Note: As of TA 6.3, Hadoop libraries are not included with TA. Instead, we provide a Maven script (POM.xml) to install the required libraries.
If you do not already have Maven, you must download and install it. Obtain the POM.xml file from the folder/directory named "Hadoop" in the CD and run the file script to download the required Hadoop client libraries.
Note: The instructions here are for Windows.
Installing Maven
Note: If you do not have Maven installed, follow the instructions below.
Maven Prerequisites
-
JDK is installed.
-
JAVA_HOME environment variable is set and pointed to your JDK.
To download and install Maven:
-
Download maven 3 or above from https://maven.apache.org/download.cgi.
-
Unzip apache-maven-<3 or above>-bin.zip.
-
Add the bin directory of the created directory (for example, apache-maven-3.3.9) to the PATH environment variable
-
Confirm a successful Maven installation by running the mvn -v command in a new shell.
Downloading the Hadoop Client Library
With Maven installed, you can now download the Hadoop client library.
Maven scripts (POM.xml) are provided for these distributions of Hadoop:
Hadoop Distribution Type |
Versions |
---|---|
Cloudera |
CDH5 |
Hortonworks |
HDP 2.4.x |
MapR |
5.1.0 |
Note: Refer the TA Compatibility Matrix for the most current version information.
To download and install the Hadoop client library:
-
Download the POM.zip file.
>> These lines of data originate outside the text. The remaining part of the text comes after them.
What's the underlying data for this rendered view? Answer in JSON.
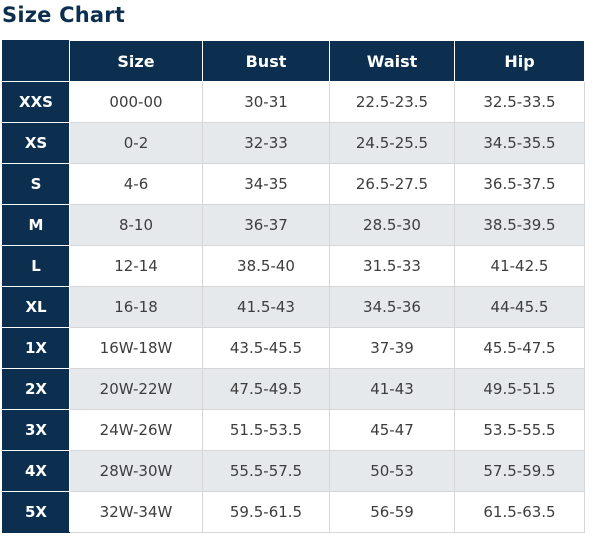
{
  "title": "Size Chart",
  "colors": {
    "header_bg": "#0d2f4f",
    "header_text": "#ffffff",
    "stripe": "#e6e9ec",
    "body_text": "#3d3d3d"
  },
  "table": {
    "columns": [
      "",
      "Size",
      "Bust",
      "Waist",
      "Hip"
    ],
    "rows": [
      {
        "label": "XXS",
        "size": "000-00",
        "bust": "30-31",
        "waist": "22.5-23.5",
        "hip": "32.5-33.5"
      },
      {
        "label": "XS",
        "size": "0-2",
        "bust": "32-33",
        "waist": "24.5-25.5",
        "hip": "34.5-35.5"
      },
      {
        "label": "S",
        "size": "4-6",
        "bust": "34-35",
        "waist": "26.5-27.5",
        "hip": "36.5-37.5"
      },
      {
        "label": "M",
        "size": "8-10",
        "bust": "36-37",
        "waist": "28.5-30",
        "hip": "38.5-39.5"
      },
      {
        "label": "L",
        "size": "12-14",
        "bust": "38.5-40",
        "waist": "31.5-33",
        "hip": "41-42.5"
      },
      {
        "label": "XL",
        "size": "16-18",
        "bust": "41.5-43",
        "waist": "34.5-36",
        "hip": "44-45.5"
      },
      {
        "label": "1X",
        "size": "16W-18W",
        "bust": "43.5-45.5",
        "waist": "37-39",
        "hip": "45.5-47.5"
      },
      {
        "label": "2X",
        "size": "20W-22W",
        "bust": "47.5-49.5",
        "waist": "41-43",
        "hip": "49.5-51.5"
      },
      {
        "label": "3X",
        "size": "24W-26W",
        "bust": "51.5-53.5",
        "waist": "45-47",
        "hip": "53.5-55.5"
      },
      {
        "label": "4X",
        "size": "28W-30W",
        "bust": "55.5-57.5",
        "waist": "50-53",
        "hip": "57.5-59.5"
      },
      {
        "label": "5X",
        "size": "32W-34W",
        "bust": "59.5-61.5",
        "waist": "56-59",
        "hip": "61.5-63.5"
      }
    ]
  }
}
This file is provided in the /Hadoop directory in the TA 6.3 distribution package.
-
Unzip the POM.zip.
The POM xml files needed by Maven are saved in the directory structure shown here:
-
Open a Windows command prompt and navigate to the directory for the Hadoop distribution in which you are interested.
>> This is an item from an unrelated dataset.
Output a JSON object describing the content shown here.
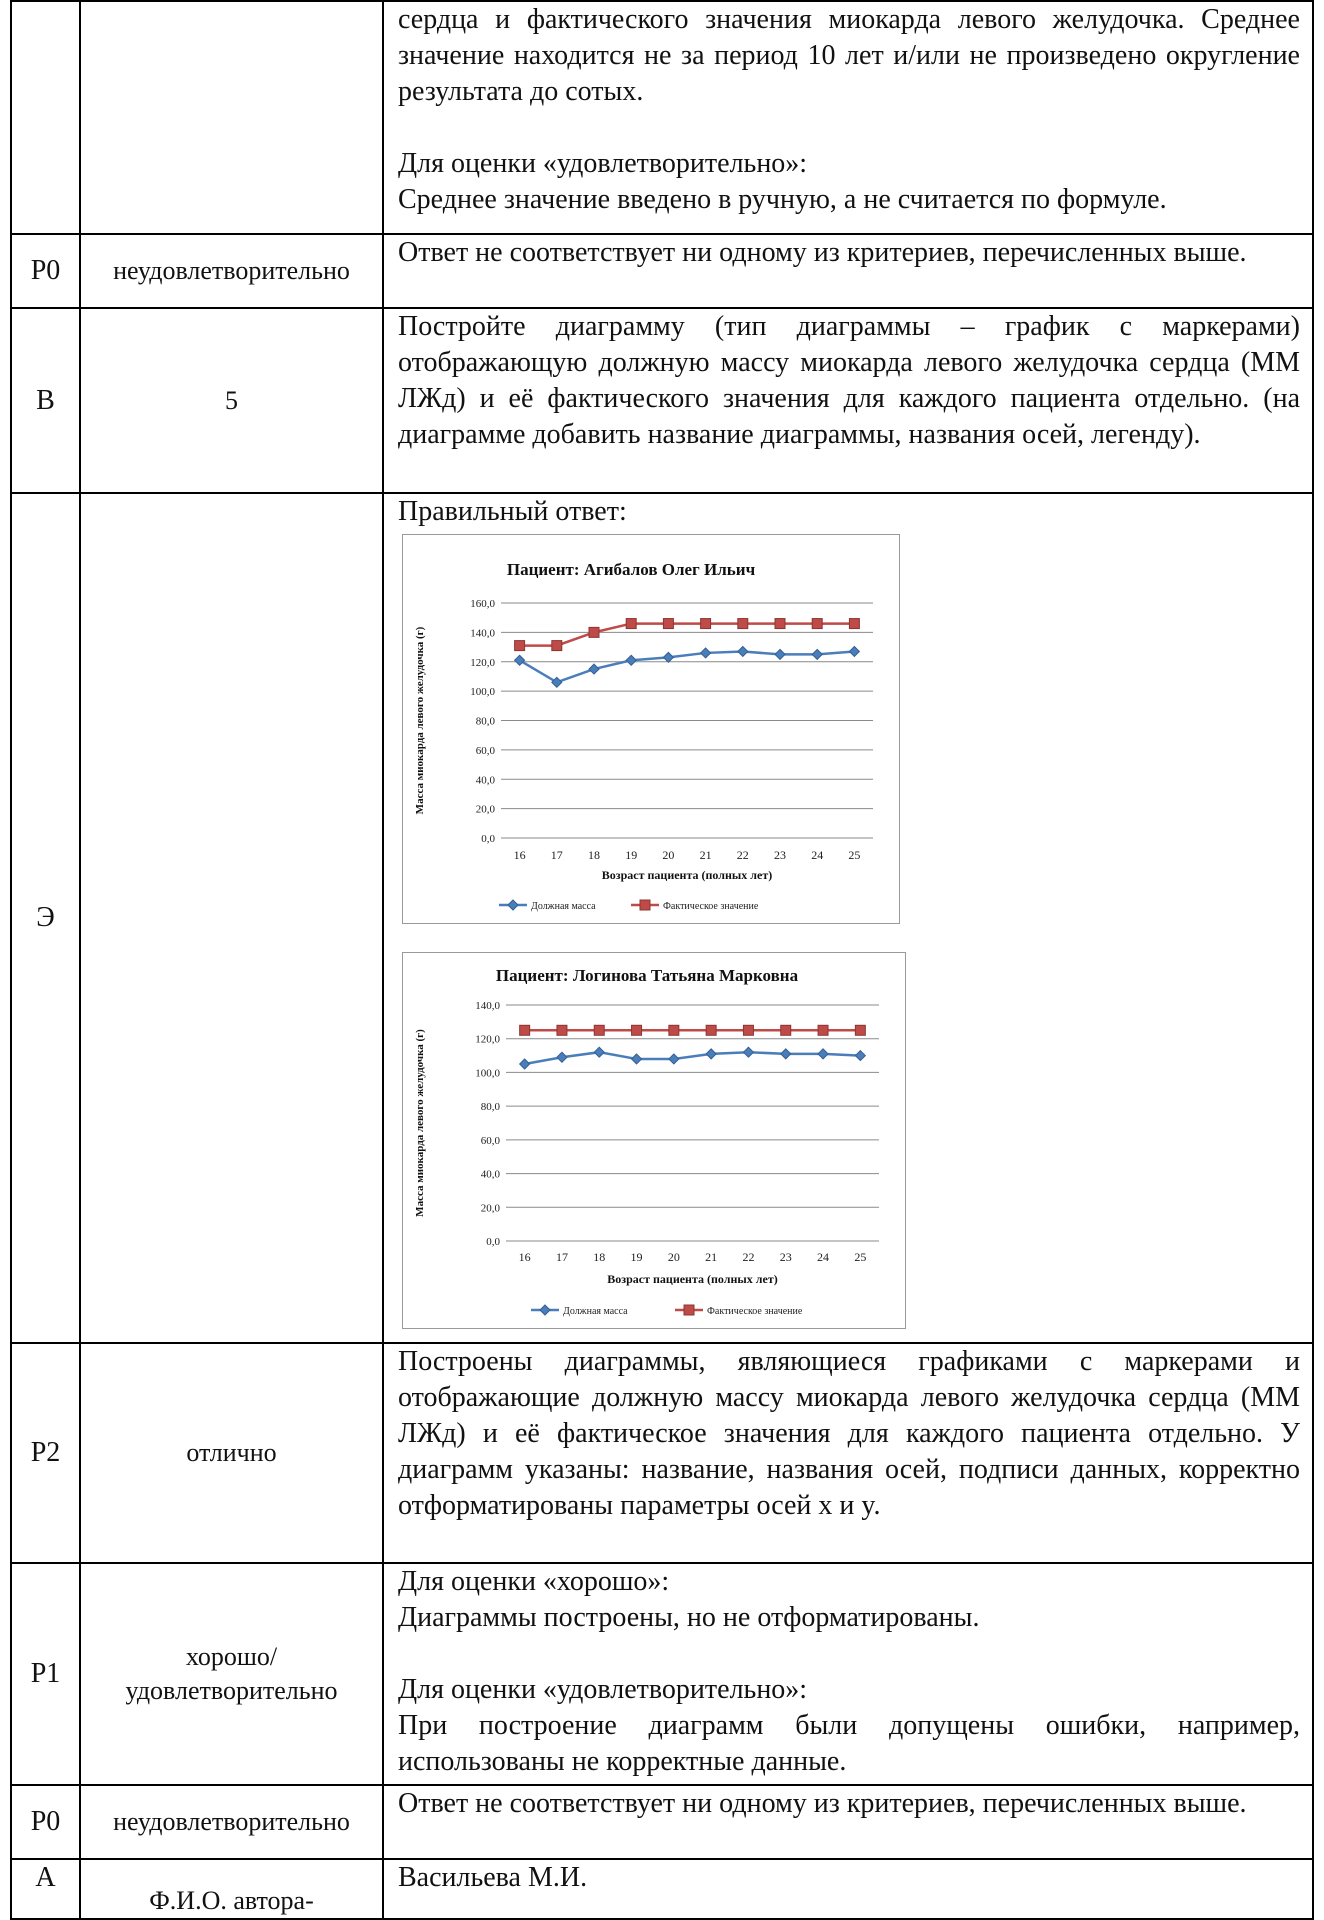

Example: Navigate to the CDH directory if you want to download Hadoop client libraries for Cloudera.
-
Edit the POM.xml file to mention exact versions of MapR, Hadoop, Hive, and Sqoop that you are using. For Cloudera the required properties could be edited as shown below:
<properties>
<Hadoop.version>2.6.0-cdh5.6.0</Hadoop.version>
<Hive.version>1.1.0-cdh5.7.0</Hive.version>
<Sqoop.version>1.4.6-cdh5.6.0</Sqoop.version>
</properties>
For MapR it is also necessary to mention the version of MapR used, as shown here:
<properties>
<Hadoop.version>2.7.0-mapr-1602</Hadoop.version>
<Hive.version>1.2.0-mapr-1605</Hive.version>
<Sqoop.version>1.4.6-mapr-1601</Sqoop.version>
<Mapr.version>5.1.0-mapr</Mapr.version>
</properties>
-
Execute this command from the directory containing the Hadoop distribution you want:
mvn dependency:copy-dependencies -DoutputDirectory=<directory to which you want to download the jars>
Example: Running this command from the CDH directory: mvn dependency:copy-dependencies -DoutputDirectory=C:\CDHlib would insert the Cloudera Hadoop client libraries to the “C:\CDHlib” directory.